基金supported by the National Basic Research Program of China(Grant No.2014CB046201) the National Natural Science Foundation of China(Grant Nos.51766009,51566011,51465033,and 51479114)+3 种基金 the Thousand Talents Program(Grant No.NSFC-RCUK_EPSRC) the Platform Construction of Ocean Energy Comprehensive Supporting Service(2014)(Grant No.GHME2014ZC01) the High-tech Ship Research Projects Sponsored by MIITC Floating Support Platform Project(Grant No.201622) State Key Laboratory of Ocean Engineering at Shanghai Jiao Tong University
文摘Experiments and numerical simulations of the wake field behind a horizontal-axis wind turbine are carried out to investigate the interaction between the atmospheric boundary layer and a stand-alone wind turbine. The tested wind turbine(33 k W) has a rotor diameter of 14.8 m and hub height of 15.4 m. An anti-icing digital Sonic wind meter, an atmospheric pressure sensor, and a temperature and humidity sensor are installed in the upstream wind measurement mast. Wake velocity is measured by three US CSAT3 ultrasonic anemometers. To reflect the characteristics of the whole flow field, numerical simulations are performed through large eddy simulation(LES) and with the actuator line model. The experimental results show that the axial velocity deficit rate ranges from 32.18% to 63.22% at the three measuring points. Meanwhile, the time-frequency characteristics of the axial velocities at the left and right measuring points are different. Moreover, the average axial and lateral velocity deficit of the right measuring point is greater than that of the left measuring point. The turbulent kinetic energy(TKE) at the middle and right measuring points exhibit a periodic variation, and the vortex sheet-pass frequency is mostly similar to the rotational frequency of the rotor. However, this feature is not obvious for the left measuring point.
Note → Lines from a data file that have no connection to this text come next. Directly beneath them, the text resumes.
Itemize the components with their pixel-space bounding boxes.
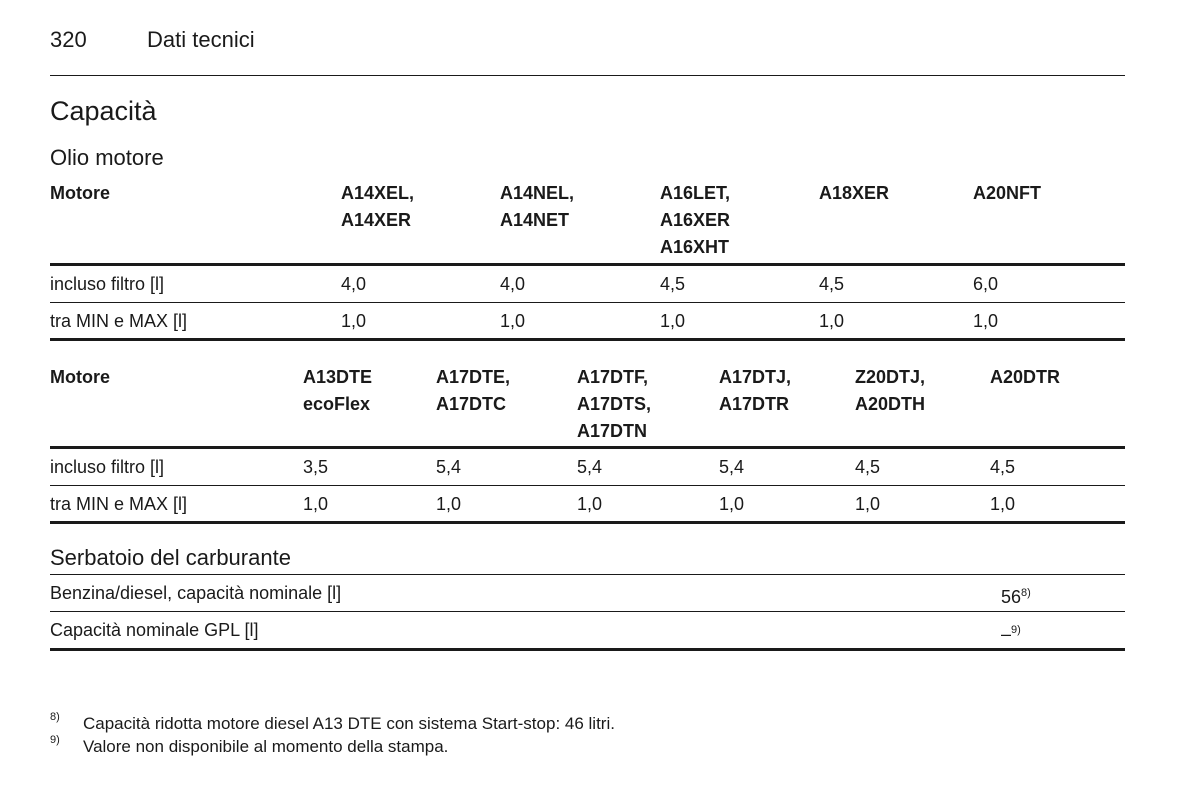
footnote-text: Capacità ridotta motore diesel A13 DTE c…: [83, 714, 615, 733]
table-rule: [50, 263, 1125, 266]
fuel-value: 56: [1001, 587, 1022, 607]
engine-header: A17DTE, A17DTC: [436, 367, 511, 414]
page-title: Capacità: [50, 96, 157, 126]
table-cell: 4,5: [660, 274, 686, 294]
table-cell: 4,5: [819, 274, 845, 294]
fuel-value: –: [1001, 624, 1012, 644]
engine-header: A13DTE ecoFlex: [303, 367, 373, 414]
fuel-heading: Serbatoio del carburante: [50, 545, 291, 570]
row-divider: [50, 485, 1125, 486]
footnote-ref: 9): [1011, 624, 1021, 636]
row-label: tra MIN e MAX [l]: [50, 311, 188, 331]
table-rule: [50, 446, 1125, 449]
engine-header: Z20DTJ, A20DTH: [855, 367, 926, 414]
engine-header: A14XEL, A14XER: [341, 183, 415, 230]
table-cell: 4,0: [500, 274, 526, 294]
table-header-label: Motore: [50, 367, 110, 387]
row-divider: [50, 611, 1125, 612]
engine-header: A16LET, A16XER A16XHT: [660, 183, 731, 257]
footnote-mark: 8): [50, 711, 60, 723]
footnote-ref: 8): [1021, 587, 1031, 599]
row-label: incluso filtro [l]: [50, 274, 165, 294]
table-cell: –9): [1001, 617, 1021, 648]
table-rule: [50, 521, 1125, 524]
table-cell: 1,0: [436, 494, 462, 514]
table-cell: 4,0: [341, 274, 367, 294]
table-cell: 5,4: [719, 457, 745, 477]
table-cell: 1,0: [577, 494, 603, 514]
engine-header: A17DTF, A17DTS, A17DTN: [577, 367, 652, 441]
row-divider: [50, 574, 1125, 575]
row-label: incluso filtro [l]: [50, 457, 165, 477]
table-cell: 6,0: [973, 274, 999, 294]
oil-heading: Olio motore: [50, 145, 164, 170]
engine-header: A18XER: [819, 183, 890, 203]
table-cell: 3,5: [303, 457, 329, 477]
table-rule: [50, 648, 1125, 651]
table-rule: [50, 338, 1125, 341]
table-cell: 1,0: [990, 494, 1016, 514]
table-cell: 1,0: [500, 311, 526, 331]
table-cell: 1,0: [660, 311, 686, 331]
engine-header: A20DTR: [990, 367, 1061, 387]
table-cell: 5,4: [436, 457, 462, 477]
row-label: Benzina/diesel, capacità nominale [l]: [50, 583, 342, 603]
row-divider: [50, 302, 1125, 303]
footnote-mark: 9): [50, 734, 60, 746]
table-cell: 1,0: [973, 311, 999, 331]
table-cell: 568): [1001, 580, 1031, 611]
engine-header: A14NEL, A14NET: [500, 183, 575, 230]
page-number: 320: [50, 27, 87, 52]
table-header-label: Motore: [50, 183, 110, 203]
table-cell: 1,0: [303, 494, 329, 514]
row-label: Capacità nominale GPL [l]: [50, 620, 259, 640]
engine-header: A17DTJ, A17DTR: [719, 367, 792, 414]
table-cell: 1,0: [855, 494, 881, 514]
table-cell: 1,0: [719, 494, 745, 514]
table-cell: 4,5: [855, 457, 881, 477]
table-cell: 5,4: [577, 457, 603, 477]
table-cell: 4,5: [990, 457, 1016, 477]
table-cell: 1,0: [819, 311, 845, 331]
header-rule: [50, 75, 1125, 76]
table-cell: 1,0: [341, 311, 367, 331]
footnote-text: Valore non disponibile al momento della …: [83, 737, 449, 756]
row-label: tra MIN e MAX [l]: [50, 494, 188, 514]
engine-header: A20NFT: [973, 183, 1042, 203]
section-title: Dati tecnici: [147, 27, 255, 52]
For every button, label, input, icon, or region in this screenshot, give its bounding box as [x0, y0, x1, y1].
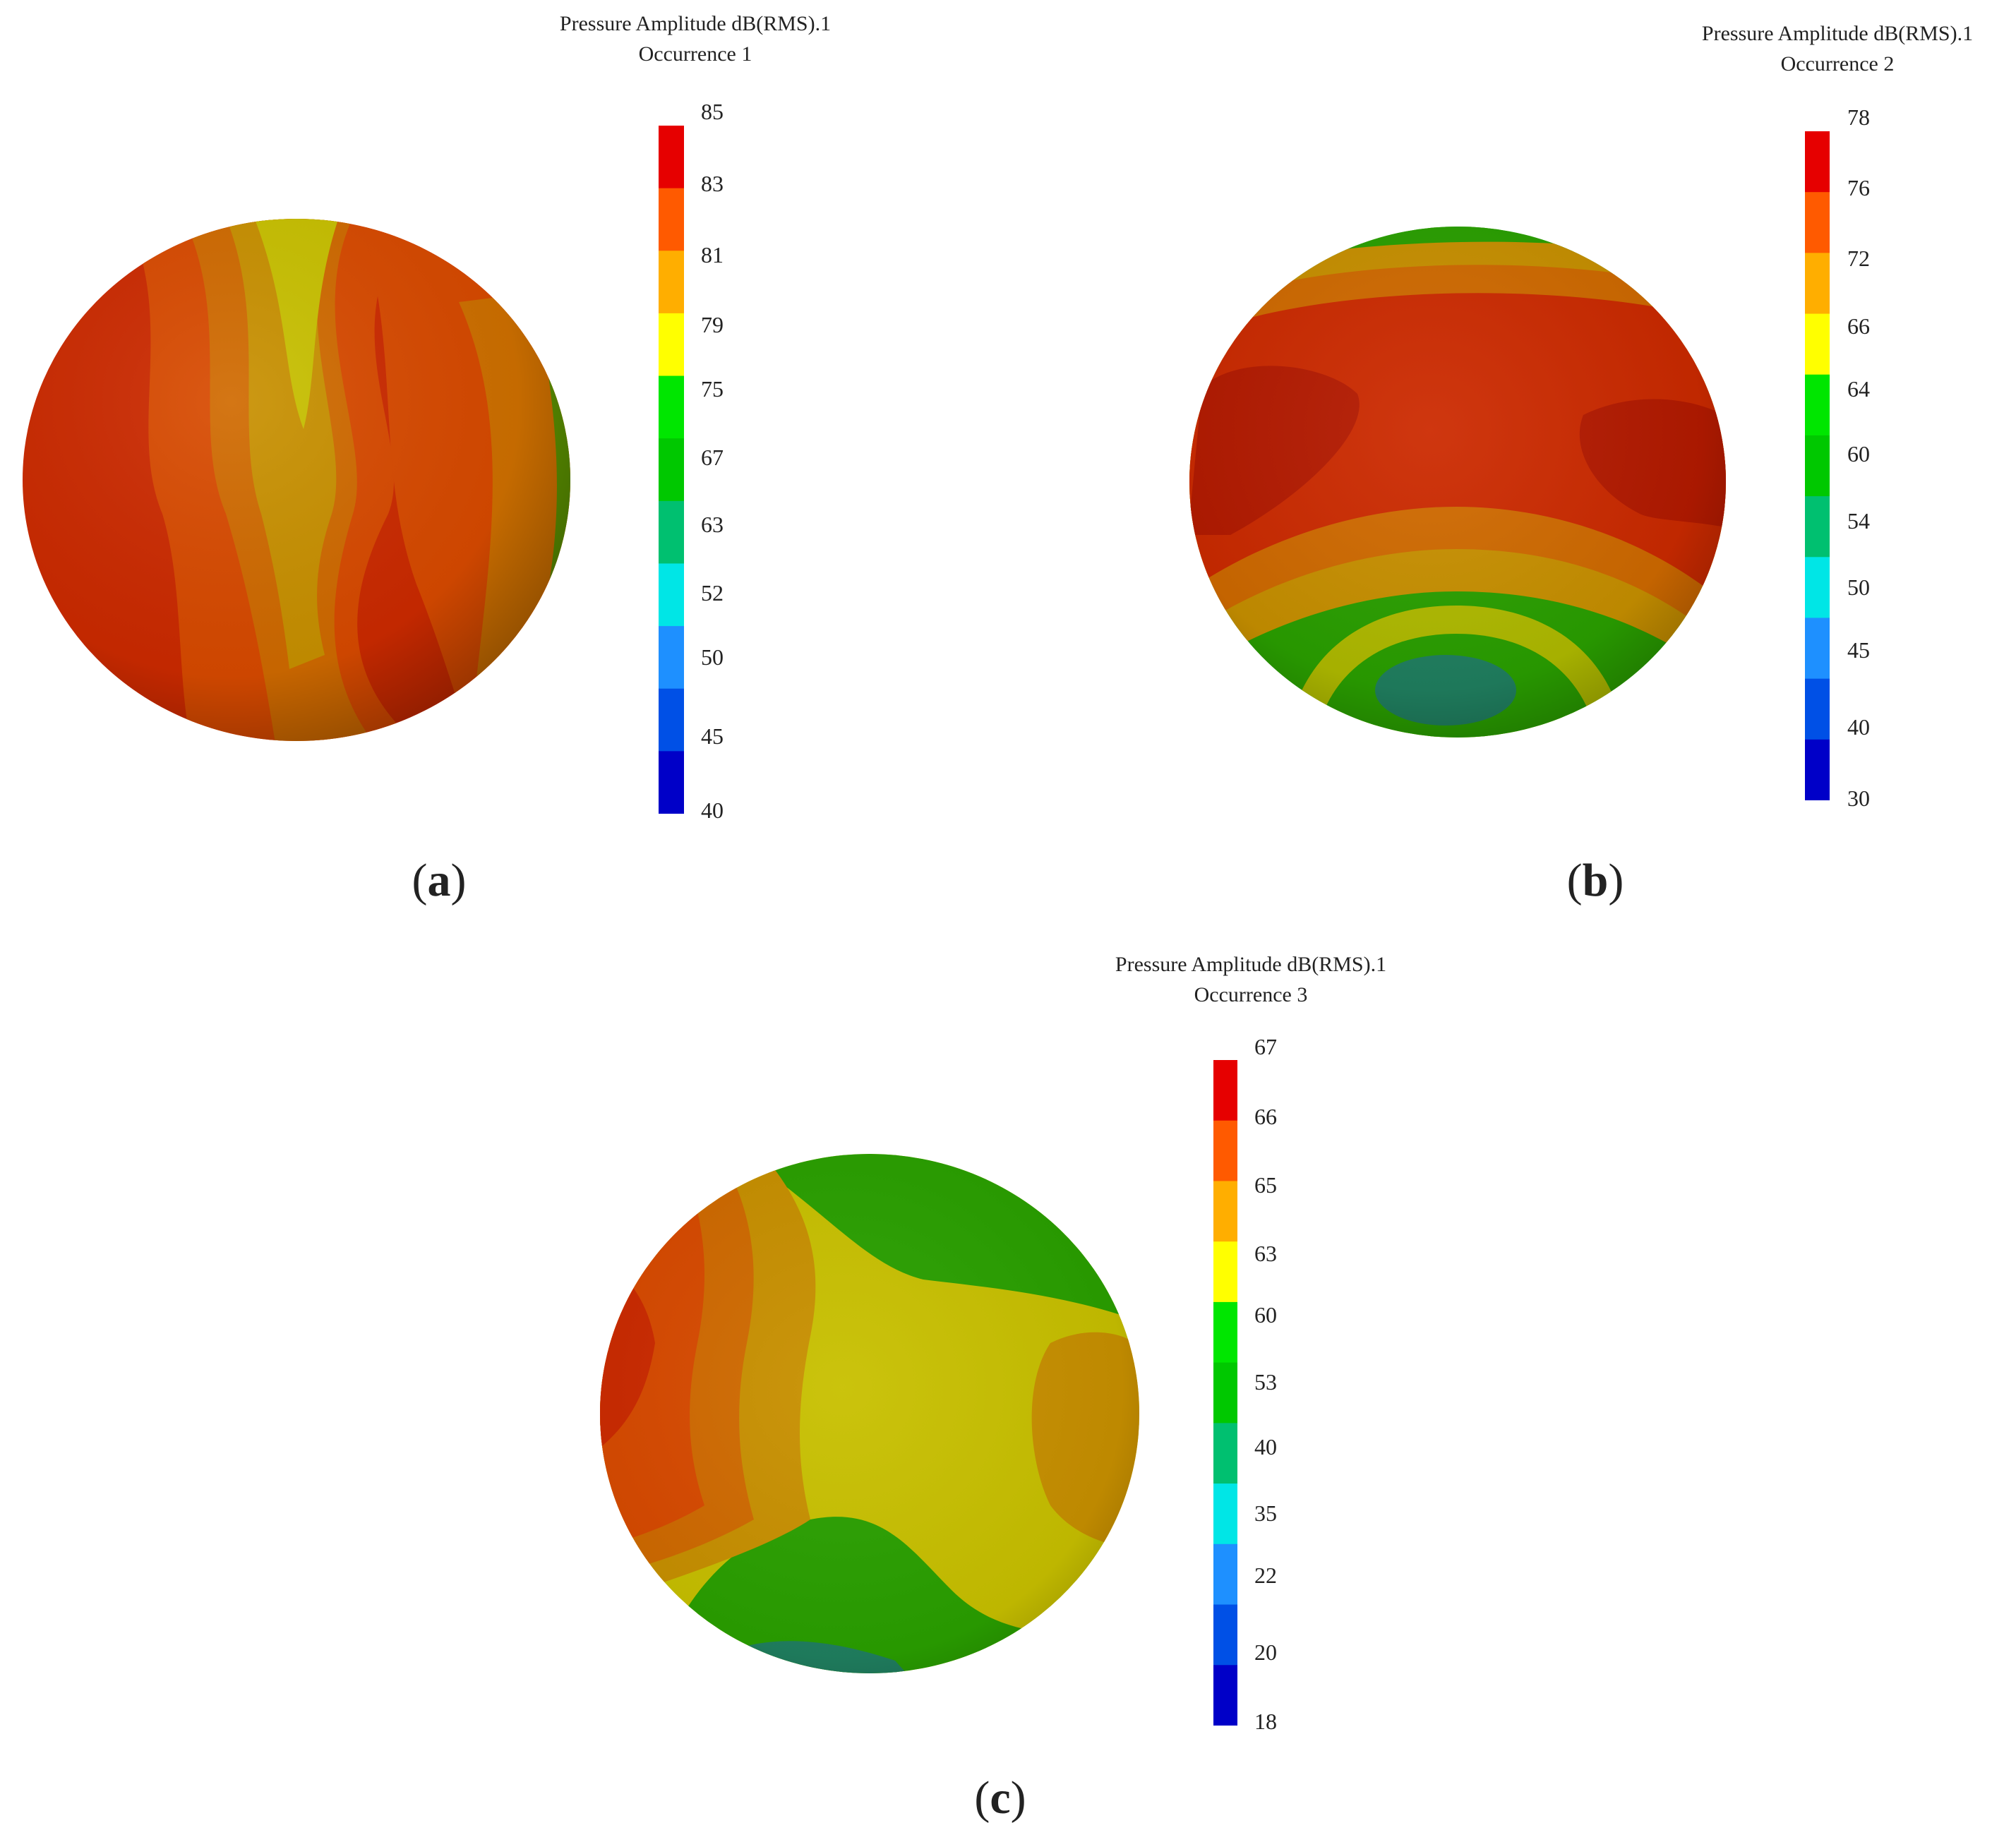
- tick-label: 52: [701, 580, 724, 606]
- colorbar-swatch: [1213, 1362, 1237, 1423]
- legend-title-line2: Occurrence 3: [1194, 983, 1308, 1006]
- colorbar-swatch: [1805, 374, 1830, 436]
- tick-label: 35: [1254, 1500, 1277, 1526]
- colorbar-swatch: [659, 188, 684, 251]
- tick-label: 63: [1254, 1241, 1277, 1266]
- tick-label: 81: [701, 242, 724, 267]
- colorbar-swatch: [1213, 1483, 1237, 1545]
- panel-letter: b: [1582, 855, 1609, 906]
- tick-label: 63: [701, 512, 724, 537]
- colorbar-swatch: [1213, 1423, 1237, 1484]
- legend-title-c: Pressure Amplitude dB(RMS).1 Occurrence …: [1115, 949, 1386, 1010]
- colorbar-c: [1213, 1060, 1237, 1726]
- legend-title-line1: Pressure Amplitude dB(RMS).1: [559, 12, 832, 35]
- colorbar-swatch: [659, 438, 684, 502]
- tick-label: 20: [1254, 1639, 1277, 1665]
- colorbar-swatch: [1213, 1241, 1237, 1303]
- tick-label: 66: [1847, 313, 1870, 339]
- legend-title-line2: Occurrence 1: [638, 42, 752, 66]
- sphere-b: [1189, 227, 1726, 738]
- colorbar-swatch: [1213, 1060, 1237, 1121]
- tick-label: 45: [1847, 637, 1870, 663]
- tick-label: 18: [1254, 1709, 1277, 1734]
- colorbar-swatch: [1805, 313, 1830, 375]
- colorbar-swatch: [1805, 739, 1830, 800]
- sphere-shading: [23, 219, 570, 741]
- colorbar-swatch: [1805, 678, 1830, 740]
- tick-label: 78: [1847, 104, 1870, 130]
- sphere-shading: [600, 1154, 1139, 1673]
- colorbar-swatch: [1805, 618, 1830, 680]
- legend-title-line1: Pressure Amplitude dB(RMS).1: [1115, 953, 1387, 976]
- tick-label: 76: [1847, 175, 1870, 200]
- tick-label: 75: [701, 376, 724, 402]
- colorbar-swatch: [1213, 1120, 1237, 1181]
- tick-label: 85: [701, 99, 724, 124]
- legend-title-line1: Pressure Amplitude dB(RMS).1: [1701, 22, 1974, 45]
- colorbar-swatch: [659, 126, 684, 189]
- colorbar-swatch: [659, 626, 684, 690]
- legend-title-b: Pressure Amplitude dB(RMS).1 Occurrence …: [1702, 18, 1973, 79]
- tick-label: 72: [1847, 246, 1870, 271]
- tick-label: 60: [1847, 441, 1870, 466]
- colorbar-swatch: [1805, 557, 1830, 618]
- colorbar-swatch: [1213, 1604, 1237, 1666]
- panel-label-c: (c): [974, 1772, 1026, 1824]
- sphere-a: [23, 219, 570, 741]
- colorbar-b: [1805, 131, 1830, 800]
- colorbar-swatch: [659, 751, 684, 814]
- panel-label-a: (a): [412, 855, 467, 906]
- tick-label: 53: [1254, 1369, 1277, 1395]
- tick-label: 22: [1254, 1563, 1277, 1588]
- colorbar-swatch: [659, 313, 684, 377]
- colorbar-swatch: [659, 375, 684, 439]
- tick-label: 40: [1847, 714, 1870, 740]
- tick-label: 50: [1847, 574, 1870, 600]
- tick-label: 65: [1254, 1172, 1277, 1198]
- colorbar-swatch: [1213, 1181, 1237, 1242]
- tick-label: 64: [1847, 376, 1870, 402]
- colorbar-swatch: [1805, 253, 1830, 315]
- sphere-c: [600, 1154, 1139, 1673]
- tick-label: 79: [701, 312, 724, 337]
- colorbar-a: [659, 126, 684, 814]
- colorbar-swatch: [659, 563, 684, 627]
- colorbar-swatch: [1805, 496, 1830, 558]
- panel-letter: a: [427, 855, 451, 906]
- panel-label-b: (b): [1566, 855, 1624, 906]
- tick-label: 45: [701, 723, 724, 749]
- colorbar-swatch: [1805, 192, 1830, 253]
- colorbar-swatch: [659, 251, 684, 314]
- tick-label: 83: [701, 171, 724, 196]
- sphere-shading: [1189, 227, 1726, 738]
- tick-label: 40: [701, 797, 724, 823]
- tick-label: 67: [1254, 1034, 1277, 1059]
- tick-label: 67: [701, 445, 724, 470]
- panel-letter: c: [990, 1772, 1011, 1824]
- colorbar-swatch: [1805, 435, 1830, 497]
- colorbar-swatch: [1213, 1301, 1237, 1364]
- colorbar-swatch: [1213, 1543, 1237, 1606]
- tick-label: 54: [1847, 508, 1870, 534]
- tick-label: 30: [1847, 785, 1870, 811]
- colorbar-swatch: [1213, 1665, 1237, 1726]
- legend-title-line2: Occurrence 2: [1780, 52, 1895, 76]
- legend-title-a: Pressure Amplitude dB(RMS).1 Occurrence …: [560, 8, 831, 69]
- tick-label: 60: [1254, 1302, 1277, 1328]
- colorbar-swatch: [659, 500, 684, 564]
- tick-label: 50: [701, 644, 724, 670]
- colorbar-swatch: [1805, 131, 1830, 193]
- colorbar-swatch: [659, 688, 684, 752]
- tick-label: 66: [1254, 1104, 1277, 1129]
- tick-label: 40: [1254, 1434, 1277, 1459]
Meanwhile, the power spectra of the vertical velocity fluctuation show the slope of-1, and those of lateral and axial velocity fluctuations show slopes of-1 and-5/3, respectively.However, the inertial subranges of axial velocity fluctuation at the left, middle, and right measuring points occur at 4, 7, and7 Hz, respectively. The above conclusion fully illustrates the asymmetry of the left and right measuring points. The experimental data and numerical simulation results collectively indicate that the wake is deflected to the right under the influence of lateral force. Therefore, wake asymmetry can be mainly attributed to the lateral force exerted by the wind turbine on the fluid.